Достаточно того, чтобы любить смерть, — ответил я, — это и есть тайная сущность Ставрогина, таков тайный смысл его ужасной исповеди. Муссолини знает, что его дочь принадлежит к породе Ставрогиных, и боится ее; он приказывает присматривать за ней, хочет знать каждый шаг ее, каждое ее слово, каждую мысль, каждый порок. Он дошел даже до того, что бросил в ее объятия человека из полиции, чтобы иметь, наконец, возможность хотя бы глазами другого следить за своей дочерью в такие минуты, когда она собой не владеет. Что он хотел бы вырвать у нее, так это исповедь Ставрогина. Его единственный враг, его подлинный соперник — это его дочь. Она — его подсознание. Вся черная кровь всех Муссолини течет не в жилах отца, она течет в жилах Эдды. Если бы Муссолини был наследственным монархом, а Эдда — его наследным принцем, он заставил бы ее отречься, чтобы чувствовать себя более уверенно на троне. В конце концов Муссолини счастлив, что его дочь ведет столь беспорядочную жизнь и что столько зла подстерегает ее. Он может царить в мире. Но может ли он мирно спать? Эдда неумолима: она преследует его по ночам. И однажды между этим отцом и этой дочерью прольется кровь…

— Вот романтичная история, — сказала княгиня фон Т. — Разве это не история Эдипа[573]?

— Да, быть может, — ответил я, — в том смысле, в каком тень Эдипа существует также и у Ставрогина.

— Я думаю, что Вы правы, — сказал Дорнберг, — достаточно того, чтобы любить смерть. Один врач из немецкого военного госпиталя в Анакапри, капитан Кифер, был вызван однажды в гостиницу Кизисана, чтобы осмотреть графиню Чиано, которая страдала сильными и упорными головными болями. Таким образом, он получил возможность наблюдать Эдду вблизи. Капитан Кифер — хороший немецкий врач, который умеет смотреть в корень дела и знает, что все болезни таинственны. Он вышел из комнаты графини Чиано глубоко потрясенный. Позже он рассказал, что заметил на ее виске белое пятнышко, похожее на шрам от пистолетного выстрела. Он добавил, что это, несомненно, шрам от того пистолетного выстрела, который она, со временем направит себе в висок.

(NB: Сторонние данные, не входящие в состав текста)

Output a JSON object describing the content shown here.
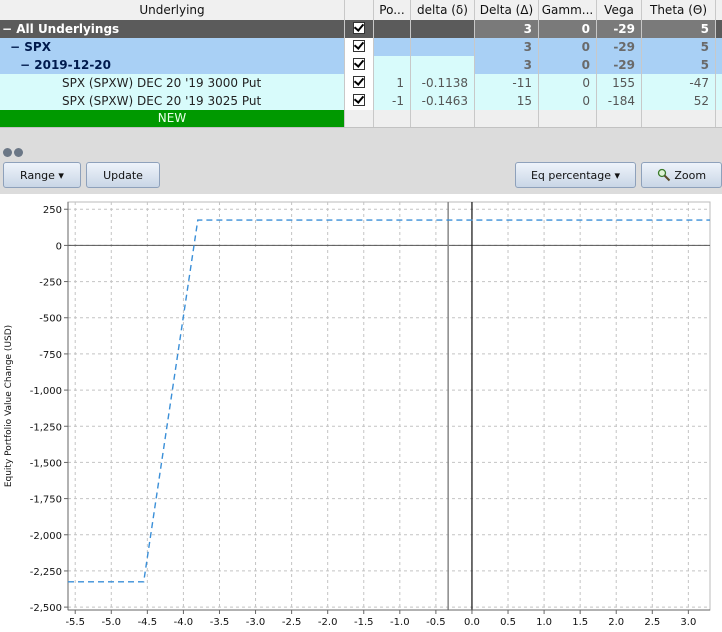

— Еще одна романтическая история! — воскликнула княгиня фон Т. — Я должна признаться, что эта женщина начинает меня привлекать. Вы на самом деле думаете, что она покончит с собой в тридцать лет?

— Не бойтесь: она покончит с собой в семьдесят лет! — неожиданно сказала Джозефина фон Штум.

Мы все повернулись и посмотрели на нее с изумлением. Все стали смеяться. Я смотрел на нее молча: она была очень бледна и улыбалась.

— Она не принадлежит к породе бабочек, — сказала Джозефина фон Штум презрительно.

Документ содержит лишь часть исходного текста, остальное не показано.